For Wisenden, a professor of biosciences at Minnesota State University, Moorhead, this pursuit comes to life at Itasca Biological Station and Laboratories. He has led a field biology course on animal behavior at the field station every summer since 2000 except during the pandemic. During the five-week class, Wisenden spends less than an hour each day lecturing students on animal behaviors ranging from habitat selection to courtship or foraging. Most of the day focuses on getting students to discover and explore within a different context.

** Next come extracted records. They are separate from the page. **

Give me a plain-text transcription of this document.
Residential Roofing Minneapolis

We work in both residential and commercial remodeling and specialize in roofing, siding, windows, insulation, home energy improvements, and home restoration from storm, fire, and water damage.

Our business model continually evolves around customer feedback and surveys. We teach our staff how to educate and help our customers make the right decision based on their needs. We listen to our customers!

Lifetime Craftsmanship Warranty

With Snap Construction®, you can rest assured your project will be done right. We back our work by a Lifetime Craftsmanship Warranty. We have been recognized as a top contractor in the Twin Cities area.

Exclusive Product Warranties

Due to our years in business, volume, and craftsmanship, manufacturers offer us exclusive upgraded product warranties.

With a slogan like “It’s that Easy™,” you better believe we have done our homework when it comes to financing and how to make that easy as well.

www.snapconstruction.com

“I not only teach them about animal behavior, I teach them how to be animal behaviorists,” he says. “Each day is an experiment. Students collect data for most of the day, we then pool class data, draw conclusions from statistical inference, and write a formal report in standard scientific format citing primary literature. That’s the full package of what it is to be a field biologist. Learning biology in a field setting is a completely different experience from classroom learning. It is an apprenticeship.”
This chance to get a hands-on look at what life looks like as a field biologist not only gives students the chance to find new insights on the behavior of animals in Minnesota’s northwoods, but also potential career paths.
“At the Itasca station students can visualize, often for the first time in their career as a student, themselves being a biologist,” Wisenden says. “The small class sizes and full days of 1:1 interaction with a faculty person doing cool biology is transformative.”